The Impact of Misinformation

You know, I wish I could say it surprised me how often people give me the wrong information but it no longer does. Some people think they know what they’re talking about but really don’t. Some are simply too lazy to verify information but too insecure to simply tell you they don’t know the answer to something. And I don’t know which type of person I have been running into lately, but it has made me more and more concerned for all of you. Because I’m talking to people who work for the government agencies who run the programs I’m asking questions about and the people who work there are giving me wrong information! And not simply wrong information, they are telling me that a person can only qualify for benefits if they have x number of assets and it’s wrong! If one of you called by yourself, you’d probably be discouraged from even applying because you would think you didn’t qualify!

So what can we do about it? The first step is always taking a very close look at everything yourself. If you can understand it yourself, great. Something like a credit card bill. Most of you probably glance at that credit card bill every month and make sure you remember making all those purchases. And if something looks shy, you call them up.

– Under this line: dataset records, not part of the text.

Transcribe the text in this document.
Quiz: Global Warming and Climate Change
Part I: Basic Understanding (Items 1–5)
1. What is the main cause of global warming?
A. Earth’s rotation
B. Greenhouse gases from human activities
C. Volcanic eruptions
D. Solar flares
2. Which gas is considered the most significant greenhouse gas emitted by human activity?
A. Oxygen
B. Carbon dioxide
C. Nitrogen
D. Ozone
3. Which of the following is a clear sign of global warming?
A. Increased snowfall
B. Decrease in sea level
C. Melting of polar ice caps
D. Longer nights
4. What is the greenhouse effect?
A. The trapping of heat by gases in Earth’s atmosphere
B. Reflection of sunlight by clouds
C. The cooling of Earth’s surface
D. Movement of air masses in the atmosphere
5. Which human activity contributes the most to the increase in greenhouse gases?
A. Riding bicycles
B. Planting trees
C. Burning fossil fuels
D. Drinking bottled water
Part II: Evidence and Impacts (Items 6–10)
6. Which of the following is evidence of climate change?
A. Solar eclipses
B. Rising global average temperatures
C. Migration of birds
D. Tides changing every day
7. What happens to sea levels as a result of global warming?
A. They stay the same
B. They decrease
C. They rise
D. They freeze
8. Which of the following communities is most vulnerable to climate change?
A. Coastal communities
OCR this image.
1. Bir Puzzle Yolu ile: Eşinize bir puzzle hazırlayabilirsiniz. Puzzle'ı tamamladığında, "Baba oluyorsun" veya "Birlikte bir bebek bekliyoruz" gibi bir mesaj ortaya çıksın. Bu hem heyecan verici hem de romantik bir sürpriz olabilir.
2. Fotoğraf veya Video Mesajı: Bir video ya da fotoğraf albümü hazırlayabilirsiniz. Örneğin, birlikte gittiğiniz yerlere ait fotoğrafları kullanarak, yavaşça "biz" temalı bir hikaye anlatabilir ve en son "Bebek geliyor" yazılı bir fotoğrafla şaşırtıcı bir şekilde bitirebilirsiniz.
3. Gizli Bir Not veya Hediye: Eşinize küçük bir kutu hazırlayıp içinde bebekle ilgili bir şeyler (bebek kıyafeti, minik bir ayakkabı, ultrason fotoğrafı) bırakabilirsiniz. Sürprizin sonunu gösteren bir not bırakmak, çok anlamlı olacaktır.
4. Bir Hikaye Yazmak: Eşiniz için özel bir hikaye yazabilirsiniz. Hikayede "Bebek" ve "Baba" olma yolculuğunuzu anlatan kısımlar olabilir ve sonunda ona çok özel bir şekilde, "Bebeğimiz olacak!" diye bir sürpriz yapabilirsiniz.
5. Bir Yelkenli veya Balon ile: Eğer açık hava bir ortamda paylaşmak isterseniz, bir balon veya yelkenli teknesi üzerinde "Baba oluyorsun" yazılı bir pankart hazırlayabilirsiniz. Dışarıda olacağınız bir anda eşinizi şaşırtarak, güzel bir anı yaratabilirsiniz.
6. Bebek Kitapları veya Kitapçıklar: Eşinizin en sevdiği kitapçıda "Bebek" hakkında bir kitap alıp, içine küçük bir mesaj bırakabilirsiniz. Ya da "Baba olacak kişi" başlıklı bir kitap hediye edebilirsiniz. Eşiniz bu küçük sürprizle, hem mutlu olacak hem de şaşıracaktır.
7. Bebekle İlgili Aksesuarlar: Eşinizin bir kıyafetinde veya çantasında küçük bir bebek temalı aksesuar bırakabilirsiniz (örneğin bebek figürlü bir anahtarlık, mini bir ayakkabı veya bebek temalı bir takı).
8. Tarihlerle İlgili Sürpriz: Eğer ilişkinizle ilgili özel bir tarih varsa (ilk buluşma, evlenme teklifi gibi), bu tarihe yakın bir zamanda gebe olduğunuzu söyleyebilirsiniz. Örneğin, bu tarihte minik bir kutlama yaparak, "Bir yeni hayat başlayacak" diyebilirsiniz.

But this world of ours has gotten so darn complicated most of us probably don’t understand half of our lives. I don’t know about you, but I certainly don’t really question my electric meter reading or my water bill. Now if I had a really unusual month I might take a second look. But otherwise, I just pay it and move on with my life.

Now let’s take it one step farther: how about medical bills? How complicated are those? You get an explanation of benefits which you don’t understand; you’ve got your co-pay, your deductible, your coinsurance. If you’ve got more than one insurance it’s even worse. And you’d be amazed how many times medical bills are wrong. But most of us probably just pay it.

Now let’s talk about some of the government programs I help people obtain eligibility for. I went to school for 12 years. Then college for 4. Then law school for another 3. I take continuing education on all this stuff for at least 12 hours every year (usually more). And I have an entire bookshelf full of books and binders to consult. And frankly, I would never presume to say I know everything. So how on earth are you expected to be a savvy consumer and know the right questions to ask or know if something doesn’t sound right? You can’t. So what can you do? Obviously, the best choice is to be able to hire or at least consult with someone like me to either do it for you or at least make sure you were told all the right things. But I understand that’s not always possible.

Use The Internet

So what’s the next best thing? As inept as I find a lot of government employees (although there are many excellent ones), the government websites are often chock full of the exact information you need. The problem, is that the websites are often poorly designed and hard to navigate and also that they are often written by people who understand what they are talking about and therefore incomprehensible to the rest of us. But you may be able to ask the employee at the government agency to point you to the part of the website (or law, regulation, handbook, etc.) that confirms whatever information they are conveying to you. If they cannot do this, I’m not sure I’d trust what they are saying. When in doubt, ask to speak to their supervisor—supervisors often know a lot more.

Keep a Log

Another good practice, get the full name of whoever is giving you this information and where they are located (if it’s the main office or a local branch). Sometimes, even if they tell you the wrong thing, this will help you make a case later if you need to. Keep a log book handy by the phone, don’t just write the note down on the back of a receipt or envelope, chances are you’ll never see that again (I’m guilty of that too, sometimes).

Call for Reinforcements

And don’t discount the professionals that may already be a part of your life. You may not already have an elder law attorney in your corner, but maybe you have an accountant, or a financial advisor, or even a bank manager who often know enough to either help you, or know who to call who can. I work with a lot of these professionals and as a professional courtesy to them, I’m often happy to help them work through a few questions for a client for no charge. That might be all it takes. Just because it’s not strictly about your taxes or your finances, doesn’t mean they don’t know who to ask—so don’t be afraid to give them a call.

There are some non-profit advocacy groups out there for different groups depending on what you’re dealing with, whether it’s for Veterans, Medicare, people with disabilities. They are too numerous to mention but a web hunt would help or just call our office and we can give you a point in the right direction.

Most importantly, never feel like you have to somehow struggle through this alone. Like you have to somehow just accept whatever answer someone gives you without understanding it. Never ever settle for that. As I always tell my clients: you have the right to make a FULLY INFORMED decision for yourself. My job is always to help you be fully informed, never to make the decision for you.